# saturday May 23rd ride in San Diego/Mission Bay



## 37fleetwood (May 17, 2009)

I realize it's not much notice and on a holiday weekend but the plan is to ride on Saturday, the 23rd of may. why I'm the one to post this I'm not quite sure but here it is!
the guys there will hammer out the details, I'm just along for the ride (pun intended)

for those of you who went to last years San Diego ride, you know how great a time we had. the plan is to ride from a place Jr.s Monark knows to a burrito place that Jamie (Aeropsycho) knows about and back. see you guy's should have written this post!

anyway more info to come check back it's only a week away!

last year:


----------



## Aeropsycho (May 20, 2009)

*Here is the info...*

I better post this before my ride gets HIGHJACKED!!!







These BAB's are Hugh!!!  Two hands TALL :eek::eek::eek:


----------



## Aeropsycho (May 20, 2009)

*Here is a BIG MAP!!!*

Don't get LOST!!!


----------



## Aeropsycho (May 20, 2009)

*Lost???*

As requested even though it is on the map....

Take 5 south to "West Mission Bay Drive" turn right on Garnet ave, then after 1/2 mile...
Turn Left on Ingraham St. then another 1/2 mile turn left at "Crown Point Drive" it is before the bridge!!!
drive all the way to the end of the park on the right down below we should be in the corner near the bathroom
any questions call me 619-818-5713 leave a message if I don't answer!!!

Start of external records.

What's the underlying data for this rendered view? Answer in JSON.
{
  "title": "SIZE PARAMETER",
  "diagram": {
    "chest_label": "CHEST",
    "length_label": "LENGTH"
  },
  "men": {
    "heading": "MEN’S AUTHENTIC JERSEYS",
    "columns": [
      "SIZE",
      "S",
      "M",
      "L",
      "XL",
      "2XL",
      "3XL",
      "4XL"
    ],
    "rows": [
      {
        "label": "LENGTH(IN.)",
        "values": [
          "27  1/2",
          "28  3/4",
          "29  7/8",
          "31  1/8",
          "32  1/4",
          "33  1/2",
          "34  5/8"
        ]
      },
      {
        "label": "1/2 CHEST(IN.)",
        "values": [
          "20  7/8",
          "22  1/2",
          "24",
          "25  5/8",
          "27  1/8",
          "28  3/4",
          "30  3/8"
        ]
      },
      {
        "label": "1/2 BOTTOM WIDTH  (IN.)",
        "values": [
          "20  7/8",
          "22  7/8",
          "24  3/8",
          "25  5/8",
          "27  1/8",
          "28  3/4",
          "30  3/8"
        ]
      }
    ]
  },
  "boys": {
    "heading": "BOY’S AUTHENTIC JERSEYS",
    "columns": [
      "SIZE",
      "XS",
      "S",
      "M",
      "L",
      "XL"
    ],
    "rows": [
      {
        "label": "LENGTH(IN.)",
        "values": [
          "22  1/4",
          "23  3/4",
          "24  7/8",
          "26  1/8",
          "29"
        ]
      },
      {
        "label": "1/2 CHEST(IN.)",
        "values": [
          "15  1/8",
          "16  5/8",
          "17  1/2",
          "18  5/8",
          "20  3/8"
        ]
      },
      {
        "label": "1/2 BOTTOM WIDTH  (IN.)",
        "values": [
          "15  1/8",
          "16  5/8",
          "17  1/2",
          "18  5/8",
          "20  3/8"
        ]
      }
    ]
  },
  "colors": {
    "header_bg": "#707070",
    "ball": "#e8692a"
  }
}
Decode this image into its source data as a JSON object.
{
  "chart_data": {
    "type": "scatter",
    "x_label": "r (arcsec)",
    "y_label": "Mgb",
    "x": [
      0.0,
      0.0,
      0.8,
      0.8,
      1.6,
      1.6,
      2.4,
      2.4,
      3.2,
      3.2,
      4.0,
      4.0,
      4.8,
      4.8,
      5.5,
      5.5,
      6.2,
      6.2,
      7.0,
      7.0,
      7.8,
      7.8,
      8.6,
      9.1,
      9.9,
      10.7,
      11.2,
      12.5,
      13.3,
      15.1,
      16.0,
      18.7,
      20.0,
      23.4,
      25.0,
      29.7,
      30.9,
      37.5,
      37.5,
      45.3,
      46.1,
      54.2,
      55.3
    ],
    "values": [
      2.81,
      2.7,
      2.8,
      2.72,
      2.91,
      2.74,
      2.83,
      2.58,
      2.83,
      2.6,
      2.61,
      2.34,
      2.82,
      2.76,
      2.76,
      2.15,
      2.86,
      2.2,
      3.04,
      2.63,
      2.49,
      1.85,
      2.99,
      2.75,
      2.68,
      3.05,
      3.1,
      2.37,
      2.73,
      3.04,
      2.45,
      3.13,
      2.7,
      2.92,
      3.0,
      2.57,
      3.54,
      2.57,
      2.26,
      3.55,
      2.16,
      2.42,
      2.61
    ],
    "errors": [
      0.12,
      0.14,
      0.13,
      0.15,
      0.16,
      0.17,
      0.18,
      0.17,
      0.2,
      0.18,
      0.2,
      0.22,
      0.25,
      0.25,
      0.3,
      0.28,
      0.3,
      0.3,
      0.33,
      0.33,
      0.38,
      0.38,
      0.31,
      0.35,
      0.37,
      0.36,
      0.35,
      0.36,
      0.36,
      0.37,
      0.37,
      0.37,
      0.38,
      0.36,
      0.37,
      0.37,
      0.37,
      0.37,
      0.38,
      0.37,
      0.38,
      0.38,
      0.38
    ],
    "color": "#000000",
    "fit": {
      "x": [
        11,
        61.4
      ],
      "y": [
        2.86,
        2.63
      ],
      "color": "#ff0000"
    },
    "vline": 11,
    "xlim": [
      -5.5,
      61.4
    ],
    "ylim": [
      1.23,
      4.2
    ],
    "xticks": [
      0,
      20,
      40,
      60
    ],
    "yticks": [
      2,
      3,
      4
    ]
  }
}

You could cut through some streets but you might get confused as long as you head south toward the bay....
                                                                                                  __________________


----------



## Aeropsycho (May 22, 2009)

*We Are Still Going Everyone Is Welcome!!!!*

Yum Yum!!!


----------



## markivpedalpusher (May 22, 2009)

Thanks guys for planning this ride and organizing it. I won't be able to make it sad to say. My loss! I'm sure it's going to be a great ride on a holiday weekend


----------



## old hotrod (May 22, 2009)

Yeah, me neither...tough weekend to get away...for me and others...maybe next ride.


----------